Blu-ray extras consist of new interviews with Denis and Binoche; the 2014 short film Voila l’enchainement, directed by Denis; and the theatrical trailer.
LINK (1986). Link is the name of the orangutan who works as a valet for Dr. Steven Phillip (Terence Stamp), a nutty professor who hires American college student Jane Chase (Elisabeth Shue) to help him do experiments on the chimps living at his isolated English estate. The aging Link overhears the prof planning to do away with him and, faster than Clint Eastwood can mutter, “Right turn, Clyde,” the primate turns primeval and begins killing any creature (man, dog, chimp) that crosses him. Richard Franklin, director of the surprisingly competent Psycho II, can’t muster any suspense from Everett De Roche’s hokey script. Don’t miss the scene where Link apes (ouch; sorry) James Cagney in the fiery finale from White Heat.

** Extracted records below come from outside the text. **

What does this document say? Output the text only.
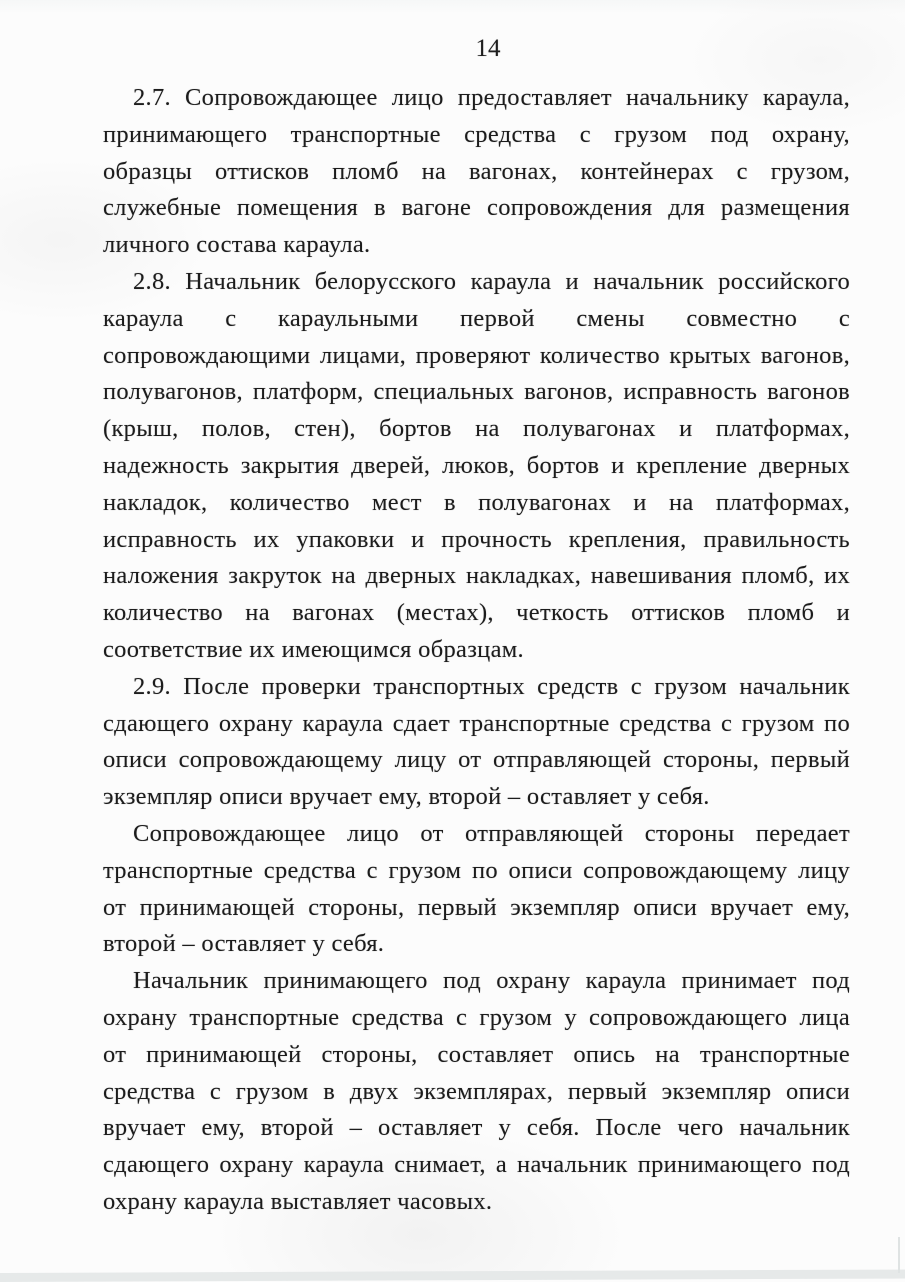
14
2.7. Сопровождающее лицо предоставляет начальнику караула,
принимающего транспортные средства с грузом под охрану,
образцы оттисков пломб на вагонах, контейнерах с грузом,
служебные помещения в вагоне сопровождения для размещения
личного состава караула.
2.8. Начальник белорусского караула и начальник российского
караула с караульными первой смены совместно с
сопровождающими лицами, проверяют количество крытых вагонов,
полувагонов, платформ, специальных вагонов, исправность вагонов
(крыш, полов, стен), бортов на полувагонах и платформах,
надежность закрытия дверей, люков, бортов и крепление дверных
накладок, количество мест в полувагонах и на платформах,
исправность их упаковки и прочность крепления, правильность
наложения закруток на дверных накладках, навешивания пломб, их
количество на вагонах (местах), четкость оттисков пломб и
соответствие их имеющимся образцам.
2.9. После проверки транспортных средств с грузом начальник
сдающего охрану караула сдает транспортные средства с грузом по
описи сопровождающему лицу от отправляющей стороны, первый
экземпляр описи вручает ему, второй – оставляет у себя.
Сопровождающее лицо от отправляющей стороны передает
транспортные средства с грузом по описи сопровождающему лицу
от принимающей стороны, первый экземпляр описи вручает ему,
второй – оставляет у себя.
Начальник принимающего под охрану караула принимает под
охрану транспортные средства с грузом у сопровождающего лица
от принимающей стороны, составляет опись на транспортные
средства с грузом в двух экземплярах, первый экземпляр описи
вручает ему, второй – оставляет у себя. После чего начальник
сдающего охрану караула снимает, а начальник принимающего под
охрану караула выставляет часовых.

Blu-ray extras include audio commentary by film historian Lee Gambin and film critic Jarret Gahan; deleted workprint scenes; an audio interview with Franklin; and American, French and British theatrical trailers.
A VIGILANTE (2019). Olivia Wilde, currently earning raves for her directorial debut with Booksmart (see review here), delivers a riveting performance in this drama that largely plucks the heroine from The Girl with the Dragon Tattoo and places her more firmly in The Equalizer territory. Wilde plays Sadie, who escaped from an abusive marriage and has refashioned herself as an avenging angel who frees other women shackled to abusive men (and, in one scenario, rescues a tortured child from a sadistic mom). The first half is fascinating because it provides catharsis for viewers but not for its heroine, who has lived too close to the fire to derive satisfaction from her heroic actions. Unfortunately, the picture loses its momentum in its second half, when it exclusively centers on a tedious cat-and-mouse game between Sadie and the cruel ex (Morgan Spector) who has reentered her life.
The only Blu-ray extra is a making-of featurette.